Ed: Itīs a hard one. Ultimately Iīm optimistic as Iīm a great believer in pre-destination... and there would be no point in the world ending or the human race moving backwards or wiping itself out. I also do not believe that humans have the power or intelligence to destroy this planet. Greater forces are at work (always have been)...and I believe this world will appear enormously different in 10 years time to what it is now. As much of a difference as looking back 100 years.

DR: Do you believe that we are alone in the universe or that life exists on other planets?

Ed: Life does exist on other planets. Fact.

DR: What is your relationship with David Tibet? How did you first meet him?

Ed: Davidīs a dear friend. I met him through Steve Stapleton back in ‘82.

DR: Do you have a pre-written story that you tell at shows or do you just improvise?

Ed: Always better to improvise. Keeps the mind active.

DR: Do you have a favorite story that you've told?

Ed: Maybe that thing about the talking cigarette.

DR: Do you ever write stories or other pieces not intended to be set to music?

Ed: Here and there, eventually there will be a book.

DR: Have you ever done any work on movie soundtracks? Would it be something you'd be interested in doing?

Ed: Iīd love to, but nobody asked yet. Alas.

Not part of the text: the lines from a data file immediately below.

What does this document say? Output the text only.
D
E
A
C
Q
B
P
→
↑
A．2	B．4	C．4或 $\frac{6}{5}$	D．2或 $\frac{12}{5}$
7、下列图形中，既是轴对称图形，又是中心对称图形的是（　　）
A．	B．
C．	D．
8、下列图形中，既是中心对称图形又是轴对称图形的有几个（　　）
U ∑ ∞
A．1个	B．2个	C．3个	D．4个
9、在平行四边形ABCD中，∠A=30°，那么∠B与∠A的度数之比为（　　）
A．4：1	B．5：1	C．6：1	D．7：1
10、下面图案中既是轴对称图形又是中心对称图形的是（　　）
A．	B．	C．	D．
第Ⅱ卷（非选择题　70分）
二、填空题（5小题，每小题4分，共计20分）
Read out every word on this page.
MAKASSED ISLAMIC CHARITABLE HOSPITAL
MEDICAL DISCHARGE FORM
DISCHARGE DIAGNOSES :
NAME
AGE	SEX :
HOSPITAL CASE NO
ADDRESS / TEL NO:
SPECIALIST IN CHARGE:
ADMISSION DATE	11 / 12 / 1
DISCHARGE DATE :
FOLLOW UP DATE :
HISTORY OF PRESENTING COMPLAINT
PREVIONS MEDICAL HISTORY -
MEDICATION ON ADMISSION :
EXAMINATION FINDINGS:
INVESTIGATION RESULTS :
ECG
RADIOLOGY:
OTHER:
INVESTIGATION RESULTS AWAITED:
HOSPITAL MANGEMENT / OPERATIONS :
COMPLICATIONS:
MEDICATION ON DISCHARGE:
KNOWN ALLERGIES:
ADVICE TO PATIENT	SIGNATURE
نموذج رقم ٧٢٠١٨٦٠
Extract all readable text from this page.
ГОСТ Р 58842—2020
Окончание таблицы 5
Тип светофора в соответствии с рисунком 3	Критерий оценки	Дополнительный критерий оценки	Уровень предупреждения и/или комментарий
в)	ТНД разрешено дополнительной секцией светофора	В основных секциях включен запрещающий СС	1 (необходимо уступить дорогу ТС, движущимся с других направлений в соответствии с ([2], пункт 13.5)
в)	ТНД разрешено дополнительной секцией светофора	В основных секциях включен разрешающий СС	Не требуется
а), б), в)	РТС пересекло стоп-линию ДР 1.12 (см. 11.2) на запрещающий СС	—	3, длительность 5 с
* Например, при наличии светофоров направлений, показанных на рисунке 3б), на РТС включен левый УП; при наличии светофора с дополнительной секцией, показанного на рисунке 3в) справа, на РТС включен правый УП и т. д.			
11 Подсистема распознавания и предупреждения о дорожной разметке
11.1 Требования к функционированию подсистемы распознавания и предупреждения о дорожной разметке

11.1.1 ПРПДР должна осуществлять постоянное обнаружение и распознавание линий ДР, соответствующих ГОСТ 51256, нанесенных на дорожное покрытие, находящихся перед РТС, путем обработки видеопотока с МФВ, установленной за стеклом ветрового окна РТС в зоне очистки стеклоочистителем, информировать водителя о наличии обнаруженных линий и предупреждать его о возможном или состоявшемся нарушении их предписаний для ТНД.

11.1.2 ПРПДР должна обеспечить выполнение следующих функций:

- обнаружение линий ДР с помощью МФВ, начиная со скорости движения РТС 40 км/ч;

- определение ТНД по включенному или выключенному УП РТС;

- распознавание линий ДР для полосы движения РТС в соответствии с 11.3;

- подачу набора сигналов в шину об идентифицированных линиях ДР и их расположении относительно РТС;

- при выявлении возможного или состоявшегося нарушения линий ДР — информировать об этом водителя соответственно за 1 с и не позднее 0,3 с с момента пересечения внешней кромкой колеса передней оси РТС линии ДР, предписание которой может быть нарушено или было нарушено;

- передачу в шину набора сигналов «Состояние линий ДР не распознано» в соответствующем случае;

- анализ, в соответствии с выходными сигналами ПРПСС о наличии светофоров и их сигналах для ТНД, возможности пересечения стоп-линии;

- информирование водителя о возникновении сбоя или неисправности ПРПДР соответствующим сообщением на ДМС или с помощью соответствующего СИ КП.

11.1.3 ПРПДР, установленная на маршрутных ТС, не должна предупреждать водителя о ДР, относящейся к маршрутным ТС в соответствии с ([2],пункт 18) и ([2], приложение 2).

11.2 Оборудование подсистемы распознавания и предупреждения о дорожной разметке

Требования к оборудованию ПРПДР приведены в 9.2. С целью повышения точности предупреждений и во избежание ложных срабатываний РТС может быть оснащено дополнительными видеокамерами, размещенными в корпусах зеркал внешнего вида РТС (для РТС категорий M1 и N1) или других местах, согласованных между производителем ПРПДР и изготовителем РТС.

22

DR: I'm not aware of any videos you have done for any of your songs, be it LPD, Tear Garden, your solo work etc. Have you made any? Are there any plans to make any?

Ed: "Siren" from 9 Lives had a video clip, but it was awful. Unbroadcastable too for various reasons.

DR: Based on the amount of material you release you must all but live in your recording studio. What do you do other than tour and record?

Ed: Read, listen to music. Time with my family.

DR: I have heard that you are a long time vegetarian. What made you decide not to be carnivorous?

Ed: Quite simply, I like animals too much to eat them.